- Directed by: René Cardona
- Written by: René Cardona; Antonio Monsell; José Muñoz Román (play); Sebastián Gabriel Rovira;
- Produced by: Guillermo Calderón; Pedro A. Calderón;
- Starring: Joaquín Pardavé; Manolo Fábregas; Pepita Morillo;
- Cinematography: José Ortiz Ramos
- Edited by: Alfredo Rosas Priego
- Music by: Antonio Díaz Conde
- Production companies: Producciones Calderón; MGM;
- Distributed by: MGM
- Release date: 21 January 1953;
- Running time: 80 minutes
- Country: Mexico
- Language: Spanish

= Pompey the Conqueror =

1953 film by René Cardona

Pompey the Conqueror (Spanish: Pompeyo el conquistador) is a 1953 Mexican comedy drama film directed by René Cardona and starring Joaquín Pardavé, Manolo Fábregas and Pepita Morillo. The film's sets were designed by the art director Manuel Fontanals.

== Plot ==
The narrative follows a complex dual identity involving a young medical student (Manolo Fábregas) who develops severe hypochondria after being forced into his studies. To escape his responsibilities, accommodate his neuroses, and manipulate those around him, the young man fabricates a convenience scheme by pretending to have an identical twin brother.
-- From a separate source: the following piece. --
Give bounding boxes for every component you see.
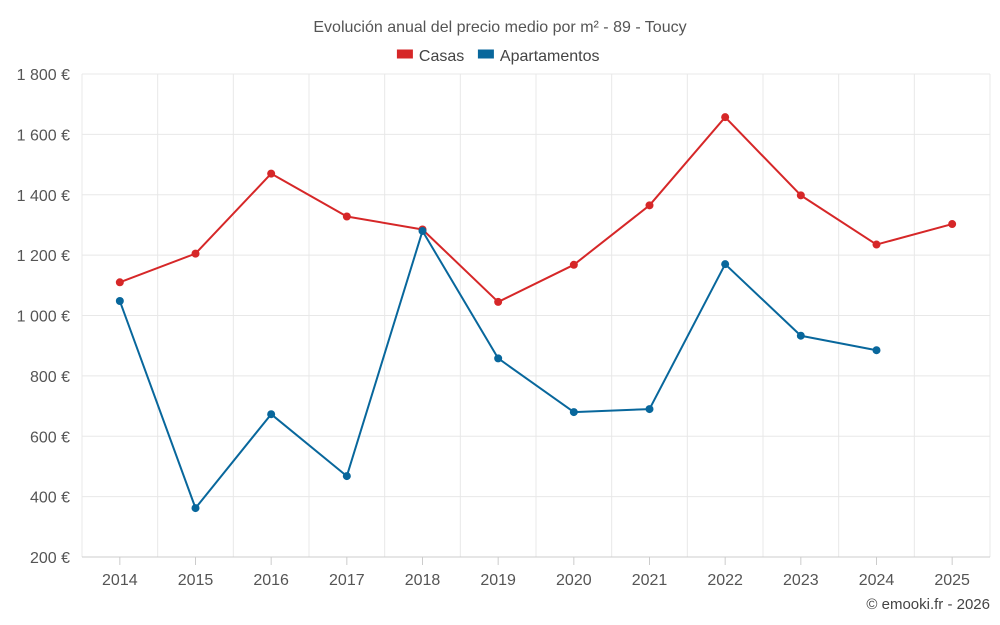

This scheme becomes completely intertwined with the antics of a man known to the public as two completely different siblings: Don Pompeyo and Froilán (Joaquín Pardavé). To the local community, Don Pompeyo is an outgoing, charismatic womanizer who recklessly spends every cent he acquires, whereas Froilán is depicted as a strict, humorless, and highly formal individual. Although the town believes they are supporting two estranged brothers who curiously are never seen in the same room together, it is ultimately revealed that Pompeyo and Froilán are the exact same person. Driven by an unusual psychological trigger, his personality shifts entirely whenever he consumes a bottle of wine, causing him to cause chaos under both identities. Through a chaotic string of comic errors, overlapping deceptions, and the medical student's own twin ruse, the dual identities clash until the truth is exposed to the community.

==Partial cast==
- Joaquín Pardavé as Don Pompeyo Gallo / Froilán
- Manolo Fábregas as Carlos
- Pepita Morillo as Rosaura
- Lily Aclemar as Milagros
- Jorge Sareli as Almirindo Campeiro, esposo de Palmira
- Gloria Mestre as Lucila
- Jesús Valero as Doctor Sarcófago Puntilla
- Tana Lynn as Palmira
- Roberto Cobo as Crisanto Naranjo
- Antonio Monsell as Beto
- Julián de Meriche as Maestro de baile

== Bibliography ==
- María Luisa Amador. Cartelera cinematográfica, 1950-1959. UNAM, 1985.